During a general board meeting where the matter of ensuring the safety of RUG researchers whose work may expose them to radiation was discussed, the board made the following comment about insurance issues: ‘Insurance is a complicated matter from any angle and usually, the first step is to check what travel advice the Department of Foreign Affairs provides for certain areas in the world. If that is negative, insurance is always going to be a problem and the University will not encourage people to travel to such areas, rather do the contrary.’
The special case of Ebola
Still, the Ebola Task Force of the Ministry assured De Bruijne that even though Sierra Leone had a negative travel advisory because of the Ebola threat, the insurance company should be able to support him because Ebola was a special case.
More people from the Netherlands were in the same position as De Bruijne. They wanted to go to Africa at the end of last year, but they struggled to find an insurance company willing to help them, he says.
Thea Hilhorst, professor in Humanitarian Aid and Reconstruction at Wageningen University, implies that the issue of safety is not exactly black and white. She travels almost exclusively to dangerous areas for her work, according to NOS .
‘An advisory is very important, but it’s not sacred. It’s a pretty rough measure. Our local contacts can often better assess exactly how safe or unsafe the situation on the ground is’, explains Hilhorst to NOS. She adds that it also depends on the specific area of the country. Some are relatively safe, but it may be more dangerous in other regions.

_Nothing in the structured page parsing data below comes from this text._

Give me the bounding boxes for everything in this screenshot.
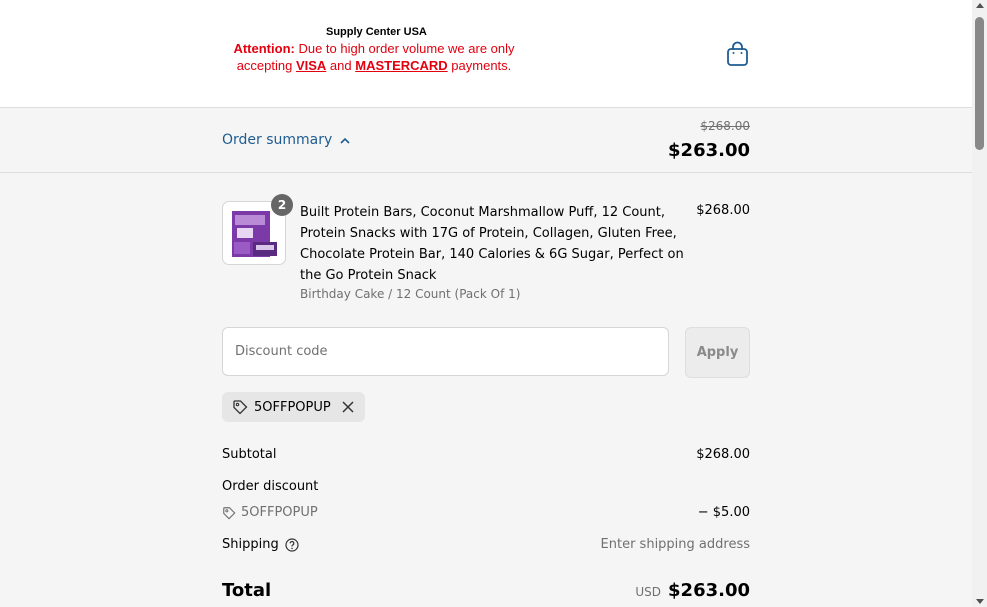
scroll-up-arrow-icon[interactable] xyxy=(975,3,984,8)
discount-code-input[interactable] xyxy=(222,327,669,376)
tag-icon xyxy=(223,506,236,519)
shopping-bag-icon[interactable] xyxy=(726,41,749,67)
applied-discount-chip: 5OFFPOPUP xyxy=(222,392,365,422)
discount-value: − $5.00 xyxy=(697,505,750,520)
quantity-badge: 2 xyxy=(271,194,293,216)
original-price: $268.00 xyxy=(700,119,750,133)
total-value-group: USD $263.00 xyxy=(635,580,750,601)
notice-and: and xyxy=(326,58,356,73)
payment-notice: Attention: Due to high order volume we a… xyxy=(224,40,524,74)
shipping-value: Enter shipping address xyxy=(600,537,750,552)
apply-button[interactable]: Apply xyxy=(685,327,750,378)
product-thumbnail: 2 xyxy=(222,194,293,265)
notice-attention: Attention: xyxy=(233,41,295,56)
scroll-down-arrow-icon[interactable] xyxy=(975,599,984,604)
order-summary-toggle[interactable]: Order summary xyxy=(222,132,350,148)
order-summary-content: 2 Built Protein Bars, Coconut Marshmallo… xyxy=(222,172,750,607)
tag-icon xyxy=(233,400,248,415)
shipping-label: Shipping xyxy=(222,537,279,552)
help-icon[interactable] xyxy=(285,537,299,552)
product-variant: Birthday Cake / 12 Count (Pack Of 1) xyxy=(300,287,521,301)
currency-code: USD xyxy=(635,585,662,599)
order-summary-label: Order summary xyxy=(222,132,333,148)
remove-discount-icon[interactable] xyxy=(341,400,355,414)
chevron-up-icon xyxy=(340,137,350,144)
applied-discount-code: 5OFFPOPUP xyxy=(254,399,331,415)
subtotal-value: $268.00 xyxy=(696,447,750,462)
discount-code-line: 5OFFPOPUP xyxy=(222,505,318,520)
product-price: $268.00 xyxy=(696,203,750,218)
order-summary-bar: Order summary $268.00 $263.00 xyxy=(0,108,972,173)
scrollbar-thumb[interactable] xyxy=(975,17,984,150)
summary-total: $263.00 xyxy=(668,140,750,161)
scrollbar[interactable] xyxy=(972,0,987,607)
notice-text-2: payments. xyxy=(447,58,512,73)
total-label: Total xyxy=(222,580,272,601)
header: Supply Center USA Attention: Due to high… xyxy=(0,0,972,108)
shipping-row-label: Shipping xyxy=(222,537,299,552)
discount-code-text: 5OFFPOPUP xyxy=(241,505,318,520)
total-amount: $263.00 xyxy=(668,580,750,601)
product-title: Built Protein Bars, Coconut Marshmallow … xyxy=(300,205,684,283)
subtotal-label: Subtotal xyxy=(222,447,277,462)
notice-mastercard: MASTERCARD xyxy=(355,58,448,73)
notice-visa: VISA xyxy=(295,58,327,73)
order-discount-label: Order discount xyxy=(222,479,319,494)
store-name: Supply Center USA xyxy=(326,26,427,38)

Nevertheless, many Dutch universities seem to be in agreement when it comes to insurance policies. The policies for certain faculties or study programmes of the University of Leiden, the VU University Amsterdam, and the University of Utrecht state clearly that they do not encourage students to travel to countries with a negative travel advisory.

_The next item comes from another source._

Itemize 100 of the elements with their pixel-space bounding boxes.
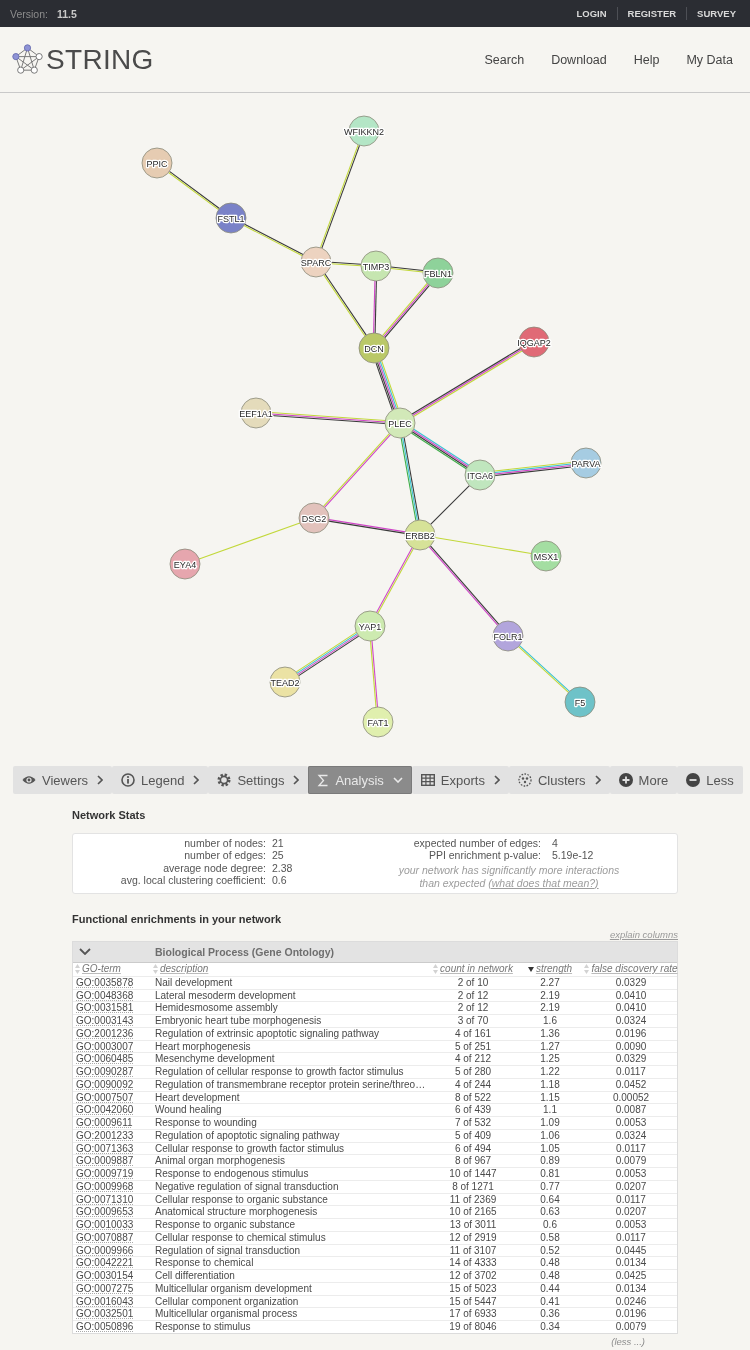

As a consequence, the Ministry had an agreement with their European counterparts saying that European nationals should be able to go to Africa if it’s in relation to Ebola, explains De Bruijne. This medevac system guarantees that ‘Europe’ will cover the costs and logistical issues involved in repatriating an infected patient.
Based upon that, De Bruijne says that the insurance through AON and the RUG should have been financially possible. The only problem was that the University would have been responsible, he says.
After the University and AON declined to help him, he also considered going without any insurance. This, however, was not possible: the project he was working on was set up in collaboration with several NGOs and other organisations who required him to be insured, he says. He finally found a small private travel and health insurance company that was able to help him.
‘I don’t think the University should support everything’, de Bruijne says. ‘But they should be clear on what kind of risks they want to take.’ Especially in his case, he says that he feels a lack of explicit rules and policies for his situation complicated the process.
‘The University is trying to keep up with the top 100 universities of the world’, says Rasool, but he believes that their insurance policy is not helping with that.
‘I think the University has to move on with the times’, he says. ‘We have never had this situation before. There were never so many refugees on the run. They have to adapt.’
But there is more that has changed in the last few years. According to a comparison between the travel advisories of the Ministry of Foreign Affairs in 2010 and 2015, ‘many more countries have in recent years become more dangerous for travel’.
In 2010, only six countries were so unsafe that the Ministry advised people not to go to them. Today, the negative travel advice applies to thirteen countries, including Yemen, Libya, Sierra Leone and Syria.
This would mean that the chances of a RUG student wanting to go to an unsafe country are even higher, especially when it is in the nature of the program to deal with these kinds of areas. ‘This time, it’s me, and next year, it’s someone else’, says Rasool.